In 59 years, Jupiter, the largest planet in our solar system, will be in opposition as seen from the surface of the Earth. This might be a treat for astronomers. The National Aeronautics and Space Administration (NASA) reports that the gas giant will be fantastic to observe throughout the entire night of September 26.
Every 13 months, Jupiter forms an opposition, but this one will be special for a particular reason. On Monday, the day of opposition, Jupiter will be closest to Earth. As a result, astronomers will have a unique opportunity to see the enormous planet.
As in 1963, Jupiter will be currently located roughly 590 million kilometres from Earth. Jupiter is more than 965 million kilometres from Earth at its furthest point.
Adam Kobelski, a research astrophysicist at NASA’s Marshall Space Flight Center in Huntsville, Alabama, said that with decent binoculars, “the banding (at least the centre band) and three or four of the Galilean satellites (moons) should be visible.” It’s crucial to keep in mind that Galileo used 17th-century optics to observe these moons. A stable mount for whatever technology you employ will be one of the most important requirements, according to Adam Kobelski, a research astrophysicist at NASA’s Marshall Space Flight Center.

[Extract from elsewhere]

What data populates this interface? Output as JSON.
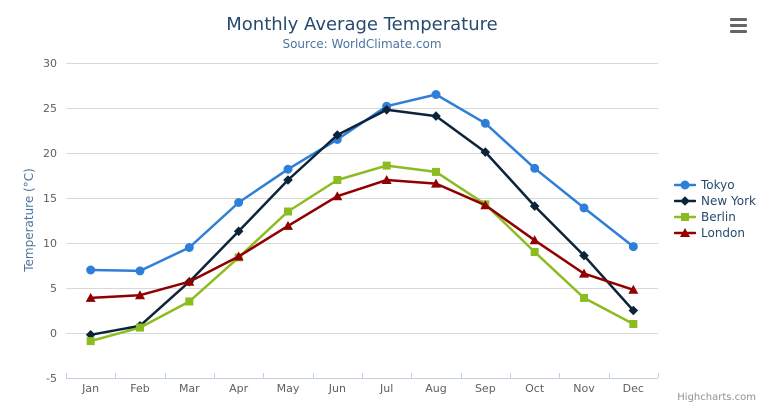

Kobelski advised using a larger telescope to see the Great Red Spot and bands of the giant planet in greater detail. A 4-inch or larger telescope and various filters in the green to blue range would improve the visibility of these features.
The views “should be superb for a few days before and after September 26,” the scientist continued. So, make the most of any favourable weather that occurs before or after this day to enjoy the view. It ought to be one of, if not the, brightest object in the night sky besides the Moon.